Seshat foi retratada vestida com pele de leopardo. Já pensaste na razão? Na minha mitologia particular, é a silenciosa simbologia da pele emprestada que veste os que escrevem; pele que remete a algo muito preciso, elegante e poderoso. Nas mãos e na cabeça, lápis e papiros, o livro futuro a pairar sobre a mente em febre.
Os livros – devo te contar – têm vida própria. Eles se intrometem na mente dos escritores, tomam posse de nós. Juramos que os controlamos, mas é o contrário. E, apesar do nosso caos pessoal, eles se organizam sozinhos, alimentando-se do líquido em nossas veias. De repente brotam, filhos recém-nascidos e já muito velhos. São nossos e são do mundo. O que vêm dizer aos homens talvez se resuma a uma pergunta: valerá a pena passar alguns anos na Terra se não for para fazer da vida um cântico ao amor e à imaginação? Tanto desamor há por aí, tanta aridez e arrogância a devorar os dias tão breves. Juntam-se a notícias, desejos, expectativas, ruídos do mundo. Por falar nisso, não achas que há ruído demais neste mundo? Sem mencionar os gritos dentro das nossas cabeças, ecoando a loucura alheia, perturbando o frágil equilíbrio que nos é caro.

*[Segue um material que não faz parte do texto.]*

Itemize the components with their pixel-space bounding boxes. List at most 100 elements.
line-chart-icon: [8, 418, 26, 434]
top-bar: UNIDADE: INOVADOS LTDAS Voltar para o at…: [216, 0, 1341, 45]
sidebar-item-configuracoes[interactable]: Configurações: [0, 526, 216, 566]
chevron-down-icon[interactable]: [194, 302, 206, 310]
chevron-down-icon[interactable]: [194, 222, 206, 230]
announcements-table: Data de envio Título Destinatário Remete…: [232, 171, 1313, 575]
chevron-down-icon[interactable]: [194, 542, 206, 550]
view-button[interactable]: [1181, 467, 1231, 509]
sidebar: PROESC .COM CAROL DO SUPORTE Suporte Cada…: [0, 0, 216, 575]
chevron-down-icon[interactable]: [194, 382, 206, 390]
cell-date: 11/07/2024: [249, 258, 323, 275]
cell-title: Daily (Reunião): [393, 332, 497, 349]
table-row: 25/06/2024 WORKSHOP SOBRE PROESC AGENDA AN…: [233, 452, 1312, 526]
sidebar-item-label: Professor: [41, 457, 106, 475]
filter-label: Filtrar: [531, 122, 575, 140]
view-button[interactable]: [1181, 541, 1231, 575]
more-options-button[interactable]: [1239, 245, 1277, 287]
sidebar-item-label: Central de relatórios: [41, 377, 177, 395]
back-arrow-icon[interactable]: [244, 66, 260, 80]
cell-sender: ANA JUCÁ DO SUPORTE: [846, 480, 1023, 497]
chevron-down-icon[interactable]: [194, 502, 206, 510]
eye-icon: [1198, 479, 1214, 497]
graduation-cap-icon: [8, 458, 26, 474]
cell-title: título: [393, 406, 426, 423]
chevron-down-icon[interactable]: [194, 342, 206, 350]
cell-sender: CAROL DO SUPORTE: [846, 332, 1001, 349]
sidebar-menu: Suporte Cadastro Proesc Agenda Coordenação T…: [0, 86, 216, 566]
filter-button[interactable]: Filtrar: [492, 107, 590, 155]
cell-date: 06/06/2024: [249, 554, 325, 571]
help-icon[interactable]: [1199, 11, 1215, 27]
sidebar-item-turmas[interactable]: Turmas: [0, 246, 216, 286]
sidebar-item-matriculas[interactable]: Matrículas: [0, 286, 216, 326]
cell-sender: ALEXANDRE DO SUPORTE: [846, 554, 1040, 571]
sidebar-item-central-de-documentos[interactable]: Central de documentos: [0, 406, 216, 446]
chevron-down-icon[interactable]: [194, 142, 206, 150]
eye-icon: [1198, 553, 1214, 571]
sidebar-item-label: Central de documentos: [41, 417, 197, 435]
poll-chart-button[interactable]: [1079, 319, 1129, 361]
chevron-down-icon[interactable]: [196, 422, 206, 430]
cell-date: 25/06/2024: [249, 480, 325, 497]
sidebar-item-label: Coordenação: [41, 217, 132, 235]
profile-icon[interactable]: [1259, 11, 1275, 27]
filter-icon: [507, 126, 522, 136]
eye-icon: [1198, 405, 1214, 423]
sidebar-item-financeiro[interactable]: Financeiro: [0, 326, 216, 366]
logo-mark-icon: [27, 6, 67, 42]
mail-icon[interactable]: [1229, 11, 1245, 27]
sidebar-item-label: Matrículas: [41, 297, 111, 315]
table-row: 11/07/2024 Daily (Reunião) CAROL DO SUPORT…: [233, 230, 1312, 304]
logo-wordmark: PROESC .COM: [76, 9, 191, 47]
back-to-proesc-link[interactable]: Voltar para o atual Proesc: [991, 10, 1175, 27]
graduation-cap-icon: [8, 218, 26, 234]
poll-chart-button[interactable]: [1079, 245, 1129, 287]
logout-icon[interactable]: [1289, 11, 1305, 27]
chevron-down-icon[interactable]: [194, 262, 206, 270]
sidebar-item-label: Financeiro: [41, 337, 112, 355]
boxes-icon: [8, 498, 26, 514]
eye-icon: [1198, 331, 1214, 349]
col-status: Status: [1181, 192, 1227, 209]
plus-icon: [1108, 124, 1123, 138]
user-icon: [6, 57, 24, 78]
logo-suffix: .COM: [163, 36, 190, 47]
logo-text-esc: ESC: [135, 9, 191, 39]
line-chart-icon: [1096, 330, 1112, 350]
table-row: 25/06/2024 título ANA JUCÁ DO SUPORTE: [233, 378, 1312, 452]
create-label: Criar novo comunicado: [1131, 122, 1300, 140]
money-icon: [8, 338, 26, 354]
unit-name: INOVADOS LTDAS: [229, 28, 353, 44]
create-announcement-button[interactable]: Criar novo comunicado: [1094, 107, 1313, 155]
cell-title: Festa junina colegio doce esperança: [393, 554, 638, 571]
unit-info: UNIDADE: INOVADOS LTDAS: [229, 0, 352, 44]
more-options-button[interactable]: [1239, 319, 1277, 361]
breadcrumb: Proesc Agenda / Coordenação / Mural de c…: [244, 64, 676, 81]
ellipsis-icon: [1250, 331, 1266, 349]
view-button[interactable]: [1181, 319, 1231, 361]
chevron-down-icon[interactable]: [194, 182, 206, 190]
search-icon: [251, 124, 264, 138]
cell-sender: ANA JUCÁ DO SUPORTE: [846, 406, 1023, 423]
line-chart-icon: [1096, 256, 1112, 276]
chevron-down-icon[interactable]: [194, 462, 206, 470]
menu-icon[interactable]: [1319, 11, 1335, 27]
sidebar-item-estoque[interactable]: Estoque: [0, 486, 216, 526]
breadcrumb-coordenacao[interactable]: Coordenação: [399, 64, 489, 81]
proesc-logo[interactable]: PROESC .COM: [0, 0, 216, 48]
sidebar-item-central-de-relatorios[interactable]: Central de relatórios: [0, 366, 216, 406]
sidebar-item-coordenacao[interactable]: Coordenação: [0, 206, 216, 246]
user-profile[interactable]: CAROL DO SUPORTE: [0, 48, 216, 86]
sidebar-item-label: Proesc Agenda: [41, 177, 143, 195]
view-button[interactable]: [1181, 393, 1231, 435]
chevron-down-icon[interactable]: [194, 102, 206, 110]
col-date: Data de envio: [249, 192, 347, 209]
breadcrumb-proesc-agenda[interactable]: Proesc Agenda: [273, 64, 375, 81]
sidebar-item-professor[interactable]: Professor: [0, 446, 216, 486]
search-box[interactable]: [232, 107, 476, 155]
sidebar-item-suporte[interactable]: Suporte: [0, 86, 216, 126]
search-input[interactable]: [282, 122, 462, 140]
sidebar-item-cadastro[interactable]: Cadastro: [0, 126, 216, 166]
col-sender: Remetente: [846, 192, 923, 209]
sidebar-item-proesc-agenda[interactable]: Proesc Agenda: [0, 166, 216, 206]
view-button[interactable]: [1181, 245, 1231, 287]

Eu sinto saudade de tanta coisa, devo te confessar. Saudade de coisas simples e pequenas que fazem sorrir com a boca, os olhos e o corpo inteiro. Quando elas me faltam na vida concreta, escrevo. E todas as maravilhas acontecem no terreno do espírito, ao ritmo das palavras que se juntam.
Sempre escrevi para mim. Mas agora escrevo também para ti e para muitos outros. As palavras ganham asas (isso é tão grego!) e pousam aqui e ali, carregando os sentimentos. Eu as ofereço e as recebo, testemunhando todos os dias as maravilhas que fazem. Mas as vigio de perto, pois o lápis da deusa tem ponta de diamante – intenso brilho capaz de cortar paredes de vidro e rasgar a carne. Como toda deusa, Seshat é paradoxal – exigente e generosa.
Tudo isso escrevo para te dizer que a tua mensagem na tela do meu celular fez comigo a mesma mágica. Parecia a voz da minha mãe a dizer: eu te trouxe um bolo que acabou de sair do forno. Come, está quentinho ainda.
E agora só peço a Seshat que a minha escrita te abrace quando tudo desabar em torno de ti.